Compare that to this time last year when Paul Lambert's team could only manage three shutouts in the entire season, and the improvement is there for all to see.
But as much as Norwich have developed as a defensive unit, they have equally declined as an attacking force since the departure of their former boss, and it really doesn't bear thinking about what position Chris Hughton's outfit would be in if they were leaking goals in the manner that they were 12 months ago.
That's how significant Turner's contribution has been, and if Norwich do go on to achieve Premier safety, then the 29-year-old will have been a significant part of that accomplishment.
But yet, Turner's influence has been largely underplayed.

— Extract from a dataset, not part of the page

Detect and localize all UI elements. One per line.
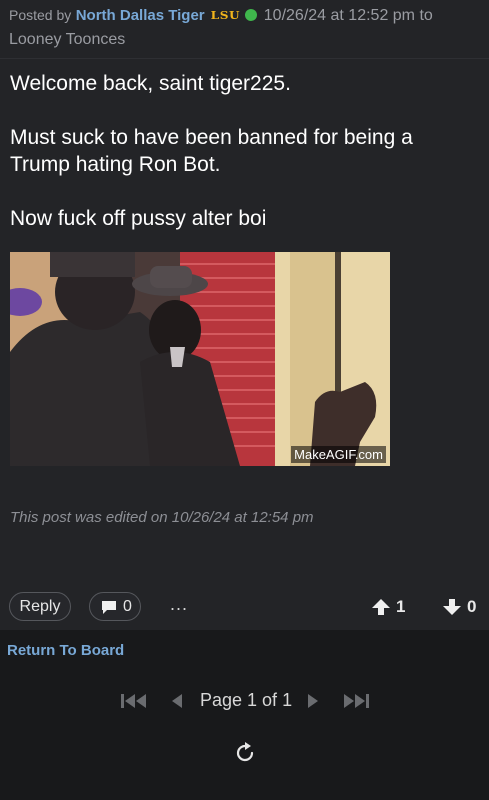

When the no-nonsense defender first arrived at the club, his performances were admittedly nothing short of atrocious. Even the most avid Norwich City fan must have been fearing the worst about the type of player that Chris Hughton had brought to the club.
But, amazingly, as summer melted into autumn, Turner appeared to find a new lease of life. The way in which the Lewisham-born defender has bounced back speaks volumes about his character.
Lesser players and indeed lesser men would have been tempted to retreat into their shell, but Turner has displayed the courage to pick himself up and go again.
He leads by example on the field, making countless blocks and literally throwing himself at opponents in trying to protect the Canaries' goal.
What's more, Turner is a player who understands his limitations and is content to keep things simple.
He would be the first to admit that he is never going to become a ball-playing centre-half in the mould of a Gerard Piqué or a David Luiz. But he makes use of his other qualities brilliantly, and his commitment to the cause is there for all to see.
Against the Saints, Turner was again magnificent and didn't the receive the credit that both he and Bassong deserved for keeping Rickie Lambert largely quiet.
Once more, Norwich had their defence and goal-keeper to thank for securing a mostly undeserved point in their quest for safety, with the Canaries' offensive contingent frankly anonymous.
It's been a worrying trend throughout the season, but especially since the turn of the year, and Chris Hughton must be thankful that his back four have managed to perform so valiantly.
For that reason, Turner must be within a shout of completing a remarkable turnaround and securing a place in the top three for the Canaries' Player of the Season awards, with only Robert Snodgrass and Sébastien Bassong ahead of him in my opinion.
The Norwich fans have affectionately formulated a song about their centre-half to the tune of "Walking in a Winter Wonderland" that perfectly illustrates the impact that Turner has had at Carrow Road.
It states how he used to be, shall we say, "not very good," but now he's "all right," and that assessment isn't a million miles from the truth.
However, if Turner keeps putting in the type of displays that he has been of late, the Canaries' faithful may well have to come up with a more flattering adjective.